Antique jewellery is normally defined to be 100 years of age or even more, lakshmi hara whereas vintage is usually defined as older pieces made after the Retro Modern amount of the 1940s and as much as and including the 1980s. It is really a very wide field, and often the terms are interchangeable.
Indeed, for those on a budget, pre-owned, or pre-loved jewellery because the trade prefers to call it, is a superb alternative to buying new jewellery. I came across that vintage jewellery is usually well-made and attractive, especially since, with the rising price of gold and other precious metals, the more unattractive and/or damaged pieces are now melted down due to their scrap metal value, leaving the better pieces intact. The thought of owning a unique engagement ring or wedding ring that’s vintage or pre-loved is something which can be viewed as often these rings is likely to be cheaper compared to the modern equivalent but just nearly as good quality if not better. I think that it’s nice to perhaps think on yesteryear history of a vintage piece and speculate on the real history behind it!
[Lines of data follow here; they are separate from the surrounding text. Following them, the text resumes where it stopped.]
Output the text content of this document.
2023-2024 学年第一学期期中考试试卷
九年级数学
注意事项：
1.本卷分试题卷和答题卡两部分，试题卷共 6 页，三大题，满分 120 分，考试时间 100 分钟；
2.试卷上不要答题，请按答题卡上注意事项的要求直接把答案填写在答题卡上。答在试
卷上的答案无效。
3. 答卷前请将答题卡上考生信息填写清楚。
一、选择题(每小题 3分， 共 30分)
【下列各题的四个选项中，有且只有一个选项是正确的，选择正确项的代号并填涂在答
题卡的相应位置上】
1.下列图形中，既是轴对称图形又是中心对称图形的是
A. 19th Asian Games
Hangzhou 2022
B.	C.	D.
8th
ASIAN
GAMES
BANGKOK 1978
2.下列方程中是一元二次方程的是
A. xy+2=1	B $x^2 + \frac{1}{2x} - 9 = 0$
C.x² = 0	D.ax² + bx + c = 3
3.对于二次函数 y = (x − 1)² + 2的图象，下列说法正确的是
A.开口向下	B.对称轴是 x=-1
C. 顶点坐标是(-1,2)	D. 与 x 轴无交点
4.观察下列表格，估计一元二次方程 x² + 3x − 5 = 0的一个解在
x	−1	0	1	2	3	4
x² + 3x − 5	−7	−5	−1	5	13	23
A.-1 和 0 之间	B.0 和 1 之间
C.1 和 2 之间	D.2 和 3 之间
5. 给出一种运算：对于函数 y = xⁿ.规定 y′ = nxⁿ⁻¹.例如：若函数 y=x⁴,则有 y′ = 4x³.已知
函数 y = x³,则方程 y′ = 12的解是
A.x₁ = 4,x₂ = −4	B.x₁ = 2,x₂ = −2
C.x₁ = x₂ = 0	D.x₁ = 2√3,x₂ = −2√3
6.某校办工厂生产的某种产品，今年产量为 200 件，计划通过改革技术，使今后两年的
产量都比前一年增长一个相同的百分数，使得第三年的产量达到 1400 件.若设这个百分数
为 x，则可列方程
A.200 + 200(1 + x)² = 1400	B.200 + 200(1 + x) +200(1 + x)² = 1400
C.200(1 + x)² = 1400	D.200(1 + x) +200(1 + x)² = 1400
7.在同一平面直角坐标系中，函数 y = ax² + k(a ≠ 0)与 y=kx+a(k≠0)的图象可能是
So where do you will find antique and vintage jewellery? Some jewellery shops sell second-hand jewellery, and you can get online. eBay is a favorite source, but be mindful – it’s easy to obtain carried away and bid a lot more than you intended! And the rule of caveat emptor applies – meaning ‘buyer beware’ and I find that when something looks too good to be true, then generally it’s!
When buying antiques, you’ll need to be sure of what it’s you are buying, so always get a suitable receipt from owner which shows that that is genuine. It should state the gems used, and that any diamonds are genuine and not substitutes such as for example cubic zirconium. Gold and silver should be hallmarked – all British silver and gold is, but foreign items such as for example Indian jewellery might not be. An independent appraisal may be worth obtaining in case of valuable items.
My advice to anyone interested in buying antique or vintage jewellery is to master as much as you possibly can. Read up about any of it and get to understand that which you are looking for. Knowledge is power. It’s also fun!
Another idea is to think about vintage-style. New jewellery that has been manufactured in a retro style can be extremely popular and often good value. On my website, are many retailers who do lovely ranges of attractive jewellery and watches in traditional and antique styles to accommodate any taste, whether Victorian, Art Nouveau or Art Deco, so feel absolve to take a peek, and remember, buying from these retailers is safe and easy.